Jacob Zuma middle finger: 'Police should apologise'
South Africa's police minister has been told to apologise to a man arrested for allegedly raising his middle finger to President Jacob Zuma.
The South Africa Human Rights Commission (SAHRC) ruled that several of Chumani Maxwele's rights had been violated during his arrest last year.
There is no law against giving a "one-fingered salute" in public - even at the president, lawyers say.
But Police Minister Nathi Mthethwa will not apologise, his spokesman said.
He said that could "pre-judge" a lawsuit Mr Maxwele had filed, claiming damages worth 1.45 million rand ($215,00; £134,00) for wrongful arrest.
The arrest caused a stir at the time - the police were accused of over-reacting.

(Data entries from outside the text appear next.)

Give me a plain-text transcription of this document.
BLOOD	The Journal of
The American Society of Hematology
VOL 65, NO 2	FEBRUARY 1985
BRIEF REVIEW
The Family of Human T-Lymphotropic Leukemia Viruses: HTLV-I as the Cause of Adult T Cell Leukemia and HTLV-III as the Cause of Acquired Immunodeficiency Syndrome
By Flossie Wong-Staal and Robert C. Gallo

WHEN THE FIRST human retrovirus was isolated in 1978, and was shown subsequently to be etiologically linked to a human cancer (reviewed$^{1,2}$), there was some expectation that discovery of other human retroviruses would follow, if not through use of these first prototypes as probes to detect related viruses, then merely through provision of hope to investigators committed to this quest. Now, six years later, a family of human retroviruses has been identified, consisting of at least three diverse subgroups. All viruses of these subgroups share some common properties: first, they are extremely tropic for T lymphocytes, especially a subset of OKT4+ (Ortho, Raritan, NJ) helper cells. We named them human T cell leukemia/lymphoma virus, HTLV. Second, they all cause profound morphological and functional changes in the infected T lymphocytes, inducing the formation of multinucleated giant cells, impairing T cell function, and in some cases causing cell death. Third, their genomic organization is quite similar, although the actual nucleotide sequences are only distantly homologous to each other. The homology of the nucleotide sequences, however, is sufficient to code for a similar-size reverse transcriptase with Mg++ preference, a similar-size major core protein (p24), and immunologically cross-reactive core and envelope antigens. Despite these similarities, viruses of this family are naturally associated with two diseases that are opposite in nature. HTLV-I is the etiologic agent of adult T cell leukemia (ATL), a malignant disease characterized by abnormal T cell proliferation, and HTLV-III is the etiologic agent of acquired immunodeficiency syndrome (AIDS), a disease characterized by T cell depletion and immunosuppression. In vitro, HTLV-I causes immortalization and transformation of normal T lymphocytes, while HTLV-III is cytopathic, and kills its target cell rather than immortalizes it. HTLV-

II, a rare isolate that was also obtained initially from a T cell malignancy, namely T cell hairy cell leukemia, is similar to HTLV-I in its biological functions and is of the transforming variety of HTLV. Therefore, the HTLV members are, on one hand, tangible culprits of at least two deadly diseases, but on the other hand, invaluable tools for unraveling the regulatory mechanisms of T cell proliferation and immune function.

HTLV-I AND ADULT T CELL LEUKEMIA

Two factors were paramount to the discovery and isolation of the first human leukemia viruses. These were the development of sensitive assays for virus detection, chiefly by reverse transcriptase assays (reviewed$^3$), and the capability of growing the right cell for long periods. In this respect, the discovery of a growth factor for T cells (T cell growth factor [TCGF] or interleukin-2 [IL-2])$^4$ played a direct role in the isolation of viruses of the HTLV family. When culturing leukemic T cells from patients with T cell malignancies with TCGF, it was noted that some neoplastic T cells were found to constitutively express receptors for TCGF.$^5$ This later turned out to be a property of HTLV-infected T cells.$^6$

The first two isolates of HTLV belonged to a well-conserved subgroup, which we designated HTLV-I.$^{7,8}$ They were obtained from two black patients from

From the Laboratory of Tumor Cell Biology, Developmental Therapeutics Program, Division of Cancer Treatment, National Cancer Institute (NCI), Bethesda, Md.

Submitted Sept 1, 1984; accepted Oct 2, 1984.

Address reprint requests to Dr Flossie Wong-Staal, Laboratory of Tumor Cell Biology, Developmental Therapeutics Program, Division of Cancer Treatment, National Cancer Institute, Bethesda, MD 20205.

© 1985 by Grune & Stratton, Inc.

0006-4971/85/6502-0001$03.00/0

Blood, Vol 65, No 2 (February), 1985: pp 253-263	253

The student from Cape Town was detained for 24 hours after he allegedly gestured with his middle finger at President Zuma's motorcade in February last year.
He was charged with crimen injuria and resisting arrest - the charges were later dropped after he wrote a letter of apology.
The FW de Klerk Foundation subsequently laid a complaint with the SAHRC on Mr Maxwele's behalf.
The foundation claimed that Mr Zuma's security had bundled him into one of their cars, placed a bag over his head and forced him to write the letter.
It also alleged that the president's guards had searched Mr Maxwele's house without a warrant and interrogated him on his political affiliations.
The SAHRC said Mr Zuma's protection unit had violated Mr Maxwele's rights to human dignity, freedom and privacy.
It criticised the police minister for not co-operating with its probe into the civil case.
President Zuma has not commented on the matter.